秀吉の命令で江戸に入った家康。ところが当時の江戸は葦が生い茂る湿地帯で、家臣たちを住まわせる土地にも事欠くありさま。まさに「どうする家康」という状況で最初に取り掛かった大仕事は、絶対に欠かせないライフラインの確保でした。

家康以前の「江戸」から近現代の「東京」まで、都市としての変遷をたどった『ビジュアルでわかる江戸・東京の地理と歴史』(鈴木理生・鈴木浩三著)から、「家康の江戸」の始まりを見てみましょう。


荒野に見えた江戸

豊臣秀吉の命令によって、江戸を本拠に関東六ヵ国(伊豆・相模・武蔵・上総・下総・上野)を統治することになった徳川家康は、天正18(1590)年8月1日、府中から甲州道を通り、約一万の軍団を従えて江戸城に入った。それ以来この日は、八月朔日(一日)=八朔(はっさく)として江戸時代を通して最も重要な年中行事として祝われるようになった。

当時の江戸の様子を伝える『落穂集(おちぼしゅう)追加』によれば、「江戸城は海岸の波打ち際にあり、いたる所が葭(葦、あし)がおい茂る湿地で、城下町を割りつける場所は十町ほどもあるかなしの狭さだった」という。
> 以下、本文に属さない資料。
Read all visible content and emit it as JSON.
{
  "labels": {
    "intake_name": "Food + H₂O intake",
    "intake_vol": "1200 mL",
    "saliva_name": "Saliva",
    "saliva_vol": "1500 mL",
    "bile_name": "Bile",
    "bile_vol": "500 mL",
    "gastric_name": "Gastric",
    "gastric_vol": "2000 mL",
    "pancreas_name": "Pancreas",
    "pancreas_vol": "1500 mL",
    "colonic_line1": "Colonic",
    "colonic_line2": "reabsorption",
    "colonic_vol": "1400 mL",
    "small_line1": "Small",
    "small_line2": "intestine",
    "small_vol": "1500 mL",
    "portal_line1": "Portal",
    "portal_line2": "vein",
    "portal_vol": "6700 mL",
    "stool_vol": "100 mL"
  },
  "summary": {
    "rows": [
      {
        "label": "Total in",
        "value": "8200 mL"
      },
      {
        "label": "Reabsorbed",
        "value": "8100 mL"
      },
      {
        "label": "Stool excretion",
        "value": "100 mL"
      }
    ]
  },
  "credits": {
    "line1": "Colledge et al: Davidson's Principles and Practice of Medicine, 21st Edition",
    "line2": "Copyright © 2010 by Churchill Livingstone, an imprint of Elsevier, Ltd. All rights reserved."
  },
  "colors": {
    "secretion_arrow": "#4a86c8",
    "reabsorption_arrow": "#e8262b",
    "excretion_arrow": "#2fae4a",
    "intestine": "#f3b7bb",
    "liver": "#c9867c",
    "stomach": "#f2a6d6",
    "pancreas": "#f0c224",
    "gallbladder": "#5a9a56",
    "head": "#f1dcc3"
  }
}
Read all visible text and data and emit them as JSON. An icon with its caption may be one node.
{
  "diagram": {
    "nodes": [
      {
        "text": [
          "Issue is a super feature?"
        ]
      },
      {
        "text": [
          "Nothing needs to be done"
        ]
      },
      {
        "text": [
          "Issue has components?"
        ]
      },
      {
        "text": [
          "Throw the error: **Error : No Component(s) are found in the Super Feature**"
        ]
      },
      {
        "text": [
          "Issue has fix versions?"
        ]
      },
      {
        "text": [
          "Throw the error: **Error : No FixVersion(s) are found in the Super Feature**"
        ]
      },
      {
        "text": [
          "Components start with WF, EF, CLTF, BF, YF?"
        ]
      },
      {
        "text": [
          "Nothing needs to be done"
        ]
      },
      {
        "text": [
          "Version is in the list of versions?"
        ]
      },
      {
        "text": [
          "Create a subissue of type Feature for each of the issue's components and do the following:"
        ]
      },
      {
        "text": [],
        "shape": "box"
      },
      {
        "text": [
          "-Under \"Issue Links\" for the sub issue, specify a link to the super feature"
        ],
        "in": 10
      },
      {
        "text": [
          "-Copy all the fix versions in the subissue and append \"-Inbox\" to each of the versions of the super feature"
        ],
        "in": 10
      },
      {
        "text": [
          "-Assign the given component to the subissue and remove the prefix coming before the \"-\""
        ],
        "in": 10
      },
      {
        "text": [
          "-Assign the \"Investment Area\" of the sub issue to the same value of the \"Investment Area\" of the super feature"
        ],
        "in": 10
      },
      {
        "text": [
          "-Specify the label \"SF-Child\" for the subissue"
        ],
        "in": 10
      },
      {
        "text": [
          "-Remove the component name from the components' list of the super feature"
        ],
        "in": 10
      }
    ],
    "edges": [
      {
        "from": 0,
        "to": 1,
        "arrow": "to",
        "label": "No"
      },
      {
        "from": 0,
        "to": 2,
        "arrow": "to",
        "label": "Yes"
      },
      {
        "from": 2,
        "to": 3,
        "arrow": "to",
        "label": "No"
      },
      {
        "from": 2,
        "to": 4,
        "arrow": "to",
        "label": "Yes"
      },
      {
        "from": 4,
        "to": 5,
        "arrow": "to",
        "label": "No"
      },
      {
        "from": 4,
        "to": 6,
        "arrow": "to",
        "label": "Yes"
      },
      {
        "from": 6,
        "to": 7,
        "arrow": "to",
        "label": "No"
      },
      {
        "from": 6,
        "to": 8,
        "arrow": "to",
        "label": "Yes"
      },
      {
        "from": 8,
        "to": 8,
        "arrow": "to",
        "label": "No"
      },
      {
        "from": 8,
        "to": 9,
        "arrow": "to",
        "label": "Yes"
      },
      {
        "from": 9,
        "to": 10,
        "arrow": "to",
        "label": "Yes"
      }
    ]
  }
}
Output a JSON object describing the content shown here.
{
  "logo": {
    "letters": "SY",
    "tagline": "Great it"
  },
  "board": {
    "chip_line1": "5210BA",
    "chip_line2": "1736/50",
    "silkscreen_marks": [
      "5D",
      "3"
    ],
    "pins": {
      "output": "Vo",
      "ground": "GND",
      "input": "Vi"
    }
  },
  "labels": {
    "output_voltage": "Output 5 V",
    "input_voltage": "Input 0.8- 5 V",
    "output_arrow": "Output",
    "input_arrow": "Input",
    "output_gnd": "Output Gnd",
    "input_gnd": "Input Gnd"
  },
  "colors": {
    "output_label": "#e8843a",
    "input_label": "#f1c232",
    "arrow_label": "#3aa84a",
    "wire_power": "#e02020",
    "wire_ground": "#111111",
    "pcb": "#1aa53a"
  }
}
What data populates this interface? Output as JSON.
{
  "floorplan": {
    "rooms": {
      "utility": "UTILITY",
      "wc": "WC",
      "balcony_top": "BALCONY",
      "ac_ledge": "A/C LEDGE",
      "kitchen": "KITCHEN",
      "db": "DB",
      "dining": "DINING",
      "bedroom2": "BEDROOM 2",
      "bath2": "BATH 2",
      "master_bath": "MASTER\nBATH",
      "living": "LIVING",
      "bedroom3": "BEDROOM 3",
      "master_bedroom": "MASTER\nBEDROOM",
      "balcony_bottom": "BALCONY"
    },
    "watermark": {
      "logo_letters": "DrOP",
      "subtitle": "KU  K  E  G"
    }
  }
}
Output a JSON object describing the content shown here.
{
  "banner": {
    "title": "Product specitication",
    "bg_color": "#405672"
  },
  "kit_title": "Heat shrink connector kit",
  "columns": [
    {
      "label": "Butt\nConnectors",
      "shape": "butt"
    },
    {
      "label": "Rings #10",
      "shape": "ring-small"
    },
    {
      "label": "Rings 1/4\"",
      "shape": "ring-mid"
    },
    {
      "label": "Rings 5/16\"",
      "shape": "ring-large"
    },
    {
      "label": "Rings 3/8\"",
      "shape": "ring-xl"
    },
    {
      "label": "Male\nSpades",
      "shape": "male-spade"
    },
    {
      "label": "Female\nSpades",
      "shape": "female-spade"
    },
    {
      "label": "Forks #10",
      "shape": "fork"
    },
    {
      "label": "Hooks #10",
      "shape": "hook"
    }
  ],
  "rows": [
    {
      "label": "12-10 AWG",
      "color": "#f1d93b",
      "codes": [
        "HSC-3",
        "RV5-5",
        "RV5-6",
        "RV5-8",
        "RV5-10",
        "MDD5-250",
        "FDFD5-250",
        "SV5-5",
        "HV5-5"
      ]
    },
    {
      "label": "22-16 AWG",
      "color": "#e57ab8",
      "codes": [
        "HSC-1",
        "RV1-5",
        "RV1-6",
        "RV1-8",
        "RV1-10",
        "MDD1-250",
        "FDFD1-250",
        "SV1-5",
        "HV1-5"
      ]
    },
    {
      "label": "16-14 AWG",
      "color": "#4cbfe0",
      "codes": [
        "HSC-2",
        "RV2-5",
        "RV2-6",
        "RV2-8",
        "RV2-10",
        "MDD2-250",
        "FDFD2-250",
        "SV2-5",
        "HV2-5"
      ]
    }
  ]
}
また江戸城については、「石垣など築候所(きずきそうろうところ)とては、一カ所もこれ無く、皆々芝土居にて、土手には、木茂りあい」(『霊岸夜話』)というありさまで、西国の本格的な城郭を知る者にとっては、とても城とはいえないものだった。

あまりの見苦しさに見かねて、側近の本多正信が「せめて玄関まわりだけでも新しくしたら…」と進言した。

ところが、家康は「いらざる立派だては無用だ」と笑ってしりぞけたという。

封建制度の特徴は、天下人に絶対的権限があることだ。当時、大名の中では最も力をもっていた徳川家康でも、秀吉の命令一つで大名の地位を簡単に奪われたのである。城を立派にして秀吉ににらまれたらクビになっても当然の時代であった。

家臣の住む場所さえなかった

その時点の江戸城下の範囲は、城の周囲と日比谷入江沿岸周辺に限られ、後に江戸の中心部となる現在の千代田区や中央区の一帯で宅地になる部分は案外に狭かった。

こうした状況の江戸に入った家康の直属部隊にとって、宿営地の確保と飲料水、食料の確保は緊急の課題だった。旧領地から東海道を下ってきた家臣たちの住宅問題も同じように深刻で、多くは近くの民家や寺院などを借りて妻子を住まわせたり、簡単な小屋程度の陣屋を建てて江戸城に通勤した。

また、重臣や城主クラスは、妻子を関東一帯の新知行地(ちぎょうち、家康から与えられた領地)に置き、自分たちは城の周辺に小屋をつくったり町屋をかりるなどして、勤務についていたのである。

家康の約130年前に江戸城を築城した太田道灌の武将としての地位は、封建領主ではなく精強な戦闘集団のオーナーに過ぎない。彼の軍隊の規模は、徳川軍団の有力部将配下の一部隊といったところだ。

その本拠を徳川方の者が見れば、江戸城とその周辺は粗末な場末に見えたのは当然である。それほど道灌と家康の「規模」の差は大きかったのだ。